La catedral de Notre Dame ardió el lunes, día que la noticia fue acogida con conmoción, y ahora, con su estructura salvada pero también con pérdidas graves, comienzo a leer comentarios sobre la cobertura de suceso. Uno muy llamativo afea que se compare el incendio, que suscitó tantas reacciones y solidaridad traducida en gestos y palabras de condolencia, con un naufragio en el Mediterráneo y la muerte de seres humanos, ahogados de manera terrible en el mar. El autor de ese texto sentencia que hacer esa observación es fruto de la «superioridad moral de la burguesía» y del «sentimiento de culpa» del que disfrutan los cristianos por gusto masoquista, con una -no podía faltar- cita de Nietzsche de por medio. En el extremo opuesto, otros consideran patético que las llamas en un templo provoquen una pena tan intensa, a veces traducida en lágrimas, y publican fotografías de niños famélicos para denunciar la hipocresía que, según ellos, corroe a las personas sin conciencia que lloran la destrucción en Notre Dame, gentes que carecen de empatía y con una sensibilidad de apariencia cuestionable, se entiende que a diferencia de la suya. Luego, y por último, estamos los que, como yo, leemos ambas posturas sin decantarnos por una, probables portadores de los defectos de cada lado, y de la comodidad que brinda no posicionarse, con el prestigio que se concede a la duda.
¿Por qué escribo esto? Tengo la impresión de que escribir sirve para ordenar y entender. Reflexiono sobre este tema para intentar esbozar alguna idea. Pienso que Notre Dame es una catedral con más de ocho siglos de historia, un ejemplo hermoso de arquitectura gótica, con sus bóvedas de crucería y sus vidrieras, posibles por la descarga del peso de los muros en los arbotantes. Pienso también que pertenece a la memoria colectiva de muchos individuos porque está en París, que es una ciudad de la que todo el mundo sabe cuatro cosas, al menos, por películas o libros. Para los más cultos, o los que pretendan aparentar esa virtud, que hay de todo, Notre Dame es un personaje más de «Nuestra Señora de París», una novela de Víctor Hugo. Para los que se sienten más cercanos a lo popular, o pretenden aparentarlo, porque es una pose que también da réditos y tiene sus ventajas, Notre Dame es la catedral de una película de Disney donde salen Quasimodo y Esmeralda, y estrenada a mediados de los 90. El asunto es que todo el mundo la conoce, casi o más o menos, e, insisto, que está en París. Ni siquiera el asunto es que haya pasado en Francia -«país occidental», «desarrollado», etc.-, porque dudo que la quema de la catedral de Rouen o de Beauvais hubiera producido el mismo impacto, aunque tal vez me equivoque.

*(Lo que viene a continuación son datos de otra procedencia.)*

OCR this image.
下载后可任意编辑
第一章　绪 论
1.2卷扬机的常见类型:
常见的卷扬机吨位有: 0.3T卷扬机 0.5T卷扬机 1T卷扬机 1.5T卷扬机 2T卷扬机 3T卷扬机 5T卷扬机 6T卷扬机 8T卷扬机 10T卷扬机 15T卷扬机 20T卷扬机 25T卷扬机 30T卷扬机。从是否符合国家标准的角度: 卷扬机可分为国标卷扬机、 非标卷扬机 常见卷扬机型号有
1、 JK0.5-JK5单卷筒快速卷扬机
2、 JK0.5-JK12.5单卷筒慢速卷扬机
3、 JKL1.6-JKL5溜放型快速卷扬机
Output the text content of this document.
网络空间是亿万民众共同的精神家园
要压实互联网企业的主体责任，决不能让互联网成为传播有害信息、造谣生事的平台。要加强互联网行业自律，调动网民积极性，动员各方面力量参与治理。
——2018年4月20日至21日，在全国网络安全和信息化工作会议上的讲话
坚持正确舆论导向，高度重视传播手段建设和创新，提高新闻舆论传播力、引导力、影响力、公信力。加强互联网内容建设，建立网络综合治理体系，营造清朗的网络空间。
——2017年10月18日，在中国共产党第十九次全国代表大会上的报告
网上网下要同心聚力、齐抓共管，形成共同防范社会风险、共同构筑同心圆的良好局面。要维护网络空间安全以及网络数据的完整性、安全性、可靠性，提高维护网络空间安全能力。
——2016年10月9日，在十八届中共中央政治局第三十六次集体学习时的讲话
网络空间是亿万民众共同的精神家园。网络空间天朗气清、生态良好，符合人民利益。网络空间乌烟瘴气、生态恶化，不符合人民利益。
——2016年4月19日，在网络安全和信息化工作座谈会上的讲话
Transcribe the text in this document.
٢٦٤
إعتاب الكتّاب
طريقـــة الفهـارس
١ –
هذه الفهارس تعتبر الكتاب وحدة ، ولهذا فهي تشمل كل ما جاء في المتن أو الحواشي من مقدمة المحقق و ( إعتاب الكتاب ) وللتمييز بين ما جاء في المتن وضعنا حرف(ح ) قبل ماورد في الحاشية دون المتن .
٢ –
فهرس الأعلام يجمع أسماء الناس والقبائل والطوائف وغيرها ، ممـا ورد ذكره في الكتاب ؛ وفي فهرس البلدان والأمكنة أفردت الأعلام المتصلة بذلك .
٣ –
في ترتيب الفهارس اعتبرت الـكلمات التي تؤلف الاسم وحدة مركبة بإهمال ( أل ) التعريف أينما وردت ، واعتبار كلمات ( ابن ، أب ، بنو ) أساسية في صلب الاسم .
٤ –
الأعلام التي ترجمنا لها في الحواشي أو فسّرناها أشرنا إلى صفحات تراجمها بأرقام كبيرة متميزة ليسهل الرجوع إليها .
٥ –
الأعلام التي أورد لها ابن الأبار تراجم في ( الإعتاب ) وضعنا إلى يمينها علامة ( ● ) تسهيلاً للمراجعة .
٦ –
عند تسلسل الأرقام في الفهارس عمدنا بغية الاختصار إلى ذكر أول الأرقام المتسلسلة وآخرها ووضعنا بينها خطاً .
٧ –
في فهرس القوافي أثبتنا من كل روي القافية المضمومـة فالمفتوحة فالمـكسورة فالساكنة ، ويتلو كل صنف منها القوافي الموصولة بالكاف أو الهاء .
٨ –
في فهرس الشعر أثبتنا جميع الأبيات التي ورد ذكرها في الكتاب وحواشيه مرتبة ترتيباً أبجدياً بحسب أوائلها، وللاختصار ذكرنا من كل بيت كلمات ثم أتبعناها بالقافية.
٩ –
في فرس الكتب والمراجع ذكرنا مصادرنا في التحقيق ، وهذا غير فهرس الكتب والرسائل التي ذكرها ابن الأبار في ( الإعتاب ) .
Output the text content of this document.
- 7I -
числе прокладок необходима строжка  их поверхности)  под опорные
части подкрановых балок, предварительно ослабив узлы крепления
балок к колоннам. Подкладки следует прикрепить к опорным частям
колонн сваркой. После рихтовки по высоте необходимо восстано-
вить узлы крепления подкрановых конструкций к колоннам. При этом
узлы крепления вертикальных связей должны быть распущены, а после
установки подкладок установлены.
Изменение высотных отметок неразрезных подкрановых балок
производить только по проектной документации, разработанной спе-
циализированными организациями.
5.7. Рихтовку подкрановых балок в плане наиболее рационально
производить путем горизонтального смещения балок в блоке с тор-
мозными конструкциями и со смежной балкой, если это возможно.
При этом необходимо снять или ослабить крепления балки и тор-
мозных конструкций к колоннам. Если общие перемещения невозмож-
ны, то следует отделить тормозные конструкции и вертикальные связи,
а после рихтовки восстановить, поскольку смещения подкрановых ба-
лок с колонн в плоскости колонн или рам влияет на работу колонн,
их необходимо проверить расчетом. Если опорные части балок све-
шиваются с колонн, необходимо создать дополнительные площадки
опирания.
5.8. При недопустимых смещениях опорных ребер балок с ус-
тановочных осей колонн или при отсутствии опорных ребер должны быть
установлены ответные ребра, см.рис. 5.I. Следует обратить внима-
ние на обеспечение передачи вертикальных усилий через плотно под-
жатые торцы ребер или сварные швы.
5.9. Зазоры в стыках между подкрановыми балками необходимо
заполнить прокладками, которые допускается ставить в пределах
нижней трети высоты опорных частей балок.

Tras decir esto, se deduce algo sencillo, que no supone ningún hallazgo especialmente audaz por mi parte: lamentamos perder lo que conocemos, personas u objetos, pero tenemos dificultad para sentir la pérdida de lo que nunca ha estado ahí para nosotros. Tengo la impresión de que esa frialdad es un escudo humano contra el dolor, en ningún caso que el ser humano sea de por sí indiferente al dolor de los otros. La mayoría de las personas que contemplasen lo que ocurre en el Mediterráneo, un naufragio donde vidas, con toda su riqueza de conciencia y recuerdos, se pierden para siempre, sentirían una pena de la que no podrían zafarse, un despertar que les impulsaría a combatir esa tragedia. El problema es que la gente ni presencia esas escenas ni conoce a sus víctimas, convertidas en números escandalosos que se publican cada año. Ahora viene la pregunta difícil: ¿es ético cultivar una indiferencia protectora o lo ético es combatirla? Parece que lo segundo, en principio; pero, llegados a cierta edad, todos hemos conocido a personas que tienen dificultades serias para sacar su vida adelante, y cuesta imaginarse que puedan encargarse de su día a día y de los dramas de la humanidad, de todo a la vez, sin que caer de rodillas y desplomarse en el suelo. Creo que es el caso de algunos espectadores de la famosa «telebasura».
Mi conclusión es que soy incapaz de concluir nada definitivo y que los juicios violentos, señalar las conductas de los demás de manera tajante y despectiva, no conduce a ninguna parte, aunque haya parte de razón en lo que se dice o reprocha. Lo digo porque yo misma he actuado así muchas veces, y me arrepiento. No creo que sea malo lamentar la quema de Notre Dame. Creo que es malo ignorar el sufrimiento de otros seres humanos, pero que es difícil lograr que se empatice con él. Pensemos cómo conseguirlo sin ser soberbios. Y empecemos por nosotros, los periodistas.